Hana kembali disibukkan dengan pekerjaan rumah yang seperti tak ada habisnya bahkan kala jam telah menunjukkan pukul dini hari. Masih saja jemari lentik itu menggenggam berbagai macam perabot. Sungguh tak pernah ia menyangka jika menjadi seorang ibu tunggal akan terasa semelelahkan ini.
Memang tak tiap hari ia bekerja sekeras ini, ia hanya akan bekerja seperti orang gila hingga pagi jika akan kedatangan tamu penting atau akan menyambut hari spesial. Dan kebetulan kedatangan mertuanya ke rumah hanya tinggal menghitung hari, membuatnya harus bekerja super keras dan memastikan tiap sudut ruangan tampak berkilau untuk menyambut keluarga dari suaminya itu.
Hana gugup, sangat. Telah satu tahun lamanya ia tak bertemu dengan mertuanya. Hubungannya dan keluarga Haruto memanglah baik, tak pernah ada sedikit pun pertengkaran pun perselisihan antara dirinya dan keluarga keturunan asli Jepang itu. Namun tetap saja, bertemu dengan orang tua Haruto setelah sekian lama terasa begitu mendebarkan untuknya.
"Kamu gugup, ya?"
Pergerakan wanita itu terhenti, tubuhnya membeku dan napasnya tercekat. Tak bisa ia bergerak pun bicara. Suara yang menerobos masuk ke telinganya di tengah malam itu membuat jantungnya seolah akan meledak.
"Kamu selalu seperti ini kalau mau bertemu orang tuaku, Na."
Bisa dipastikan jika itu adalah Haruto, suaminya. Suara berat itu jelaslah milik Haruto.
"Santai saja, Na. Kamu juga kenal orang tuaku, kan, mereka baik, gimanapun kesalahan yang mungkin akan kamu buat nanti, mereka pasti dengan senang hati mau kasih maaf untuk kamu. Jadi kamu jangan gugup, ya?"
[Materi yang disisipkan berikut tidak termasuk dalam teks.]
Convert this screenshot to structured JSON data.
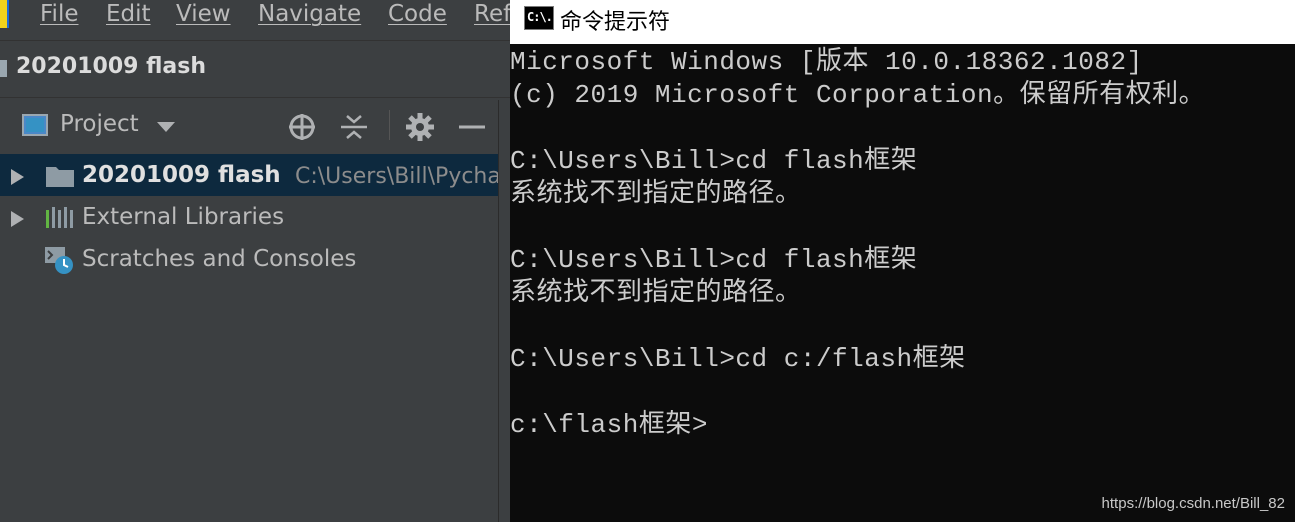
{
  "ide": {
    "menu": [
      "File",
      "Edit",
      "View",
      "Navigate",
      "Code",
      "Ref"
    ],
    "project_title": "20201009 flash",
    "tool_window": {
      "view_label": "Project",
      "icons": [
        "locate-icon",
        "collapse-all-icon",
        "gear-icon",
        "minimize-icon"
      ]
    },
    "tree": [
      {
        "label": "20201009 flash",
        "path": "C:\\Users\\Bill\\Pycha",
        "icon": "folder-icon",
        "expandable": true,
        "selected": true
      },
      {
        "label": "External Libraries",
        "icon": "libraries-icon",
        "expandable": true,
        "selected": false
      },
      {
        "label": "Scratches and Consoles",
        "icon": "scratches-icon",
        "expandable": false,
        "selected": false
      }
    ]
  },
  "cmd": {
    "title": "命令提示符",
    "icon_text": "C:\\.",
    "lines": [
      "Microsoft Windows [版本 10.0.18362.1082]",
      "(c) 2019 Microsoft Corporation。保留所有权利。",
      "",
      "C:\\Users\\Bill>cd flash框架",
      "系统找不到指定的路径。",
      "",
      "C:\\Users\\Bill>cd flash框架",
      "系统找不到指定的路径。",
      "",
      "C:\\Users\\Bill>cd c:/flash框架",
      "",
      "c:\\flash框架>"
    ]
  },
  "watermark": "https://blog.csdn.net/Bill_82",
  "colors": {
    "ide_bg": "#3c3f41",
    "selection": "#0d293e",
    "console_bg": "#0c0c0c",
    "console_text": "#cccccc"
  }
}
Benar, sama seperti Haruto yang kepribadian baiknya seolah tanpa celah, keluarga Haruto pun begitu baik pada tiap orang yang mereka temui. Pernah kala itu, Hana berkunjung ke rumah orang tua Haruto di Jepang untuk meminta restu. Hana yang gugup bukan main tak sadar melangkahkan kakinya terlalu mundur hingga menabrak sebuah guci yang merupakan warisan keluarga Haruto hingga pecah.
Hana menangis tersedu-sedu kala itu, memohon maaf lantaran kecerobohannya membuat guci yang teramat berharga itu hancur dan tak lagi berbentuk. Hana bahkan mengatakan jika ia pasti akan mengganti berapapun biayanya dan tak henti memohon maaf atas kesalahannya.
Namun di luar dugaannya, tak satu pun dari keluarga Haruto yang tampak marah pun sekadar merasa kesal. Entah ayah, ibu, hingga kakak Haruto mereka semua mengulas senyum dan mengatakan jika tak perlu ambil pusing atas apa yang terjadi.
Siapa pun di keluarga Haruto tak ada yang memiliki darah keturunan Indonesia barang seorang pun, mereka semua benar-benar orang asing yang menjejakkan kaki di Indonesia pun tak pernah.
Kala Haruto memutuskan untuk belajar dan mendalami lebih jauh tentang Indonesia pun orang tua Haruto ragu dalam memberikan persetujuan. Karena dibanding Indonesia orang tua Haruto lebih suka jika Haruto belajar di China atau Amerika yang negaranya jauh lebih maju dan berkembang.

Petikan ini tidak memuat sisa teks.